Düşünmek deyince aklıma hep ‘Tanrının en adil dağıttığı şey akıldır’ sözü geliyor; çünkü kimse aklından şikayetçi değilmiş.
Ahmet Ümit’ in ‘Ne zaman düşünsem, beynimde bir şeyler oluyor’ ifadesi de çok çarpıcı.
Descartes ‘Düşünüyorum, öyleyse varım’ sözü ile varlığının kanıtı olarak düşünebilmesini gösteriyor.
Peki düşünmeyi biliyor muyuz?
Düşünmenin öğrenilen bir şey olduğu aklımıza bile gelmez, öylesine düşünür ve bu düşünce biçimimizin gelişebileceğini ve değişebileceğini pek olası görmeyiz.
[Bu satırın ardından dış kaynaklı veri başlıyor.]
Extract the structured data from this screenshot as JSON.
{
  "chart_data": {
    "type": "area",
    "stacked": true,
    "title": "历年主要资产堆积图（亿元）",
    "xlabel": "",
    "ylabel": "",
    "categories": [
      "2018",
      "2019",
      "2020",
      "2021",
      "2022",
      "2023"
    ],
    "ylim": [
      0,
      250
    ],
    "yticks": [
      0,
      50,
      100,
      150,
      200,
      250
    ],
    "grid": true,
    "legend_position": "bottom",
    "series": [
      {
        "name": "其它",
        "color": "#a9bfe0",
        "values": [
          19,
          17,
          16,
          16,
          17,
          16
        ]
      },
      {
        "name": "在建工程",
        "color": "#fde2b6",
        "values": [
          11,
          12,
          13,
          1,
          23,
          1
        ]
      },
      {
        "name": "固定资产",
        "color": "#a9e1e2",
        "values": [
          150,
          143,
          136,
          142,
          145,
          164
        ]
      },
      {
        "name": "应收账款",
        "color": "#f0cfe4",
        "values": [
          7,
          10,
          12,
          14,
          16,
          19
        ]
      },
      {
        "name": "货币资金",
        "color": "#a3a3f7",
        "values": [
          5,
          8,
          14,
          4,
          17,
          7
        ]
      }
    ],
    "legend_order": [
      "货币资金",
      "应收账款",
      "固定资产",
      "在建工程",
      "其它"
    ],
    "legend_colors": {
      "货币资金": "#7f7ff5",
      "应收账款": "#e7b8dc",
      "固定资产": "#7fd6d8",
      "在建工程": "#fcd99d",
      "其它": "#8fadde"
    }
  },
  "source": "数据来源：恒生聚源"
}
Oysa düşünmeyi öğrenmek hayat boyu sürer, bu nedenle sanırım asla yeterince öğrenebileceğimiz bir şey de değildir. Ama insana asıl değer katan insanın düşüncelerinden çok düşünmeyi öğrenme çabasıdır.
Hep zeki insanlar mı daha iyi düşünür?
Zeka, insanın bilişsel yetenekleri ile ilgili bir kavramdır ve genellikle problem çözme, öğrenme, hafıza, mantık yürütme gibi yeteneklerle ilişkilidir. Ancak, zeka sadece bir düşünme biçimini belirlemez. Düşünce becerileri zekanın yanı sıra deneyim, eğitim, eleştirel düşünme, problem çözme yetenekleri, empati gibi bir dizi faktörden etkilenir. Dolayısıyle zeki olmak düşünce yeteneklerini artırabilir ancak düşünce kalitesi ve etkinliği zeka düzeyinden daha fazla faktöre bağlıdır. O yüzden toplum çoğu zaman en zeki ve eğitimli insanların düşüncelerinden çok kendisiyle empati kurabilen daha deneyimli kişilerin dediklerine kulak verir.
Bunları neden anlatıyorsun? Zaten biliyoruz!..
Bildiğim bir şey var, o da hiçbir şey bilmediğimdir. Düşünce tarzını kendinden öncesi ve sonrası olarak ayırdığımız Sokrates’ in bu muazzam sözü bildiğimizi sandıklarımızdan pek o kadar emin olmamayı gerektirir. Kendimiz gibi düşünmeyenleri aptallıkla suçlamak, ya da tam tersi birilerinin kendimizden daha zeki ve akıllı olduğunu koşulsuz kabul etmek düşünmeyi öğrenme sürecimize ket vurabilecek yanılgılarımızdır.
O yüzden düşüncelerimiz, düşünmeyi öğrenme sürecimizdeki meyvelerimizdir. Kendimiz gibi düşünmeyenleri yargılamak en büyük aptallığımız olabilir sadece.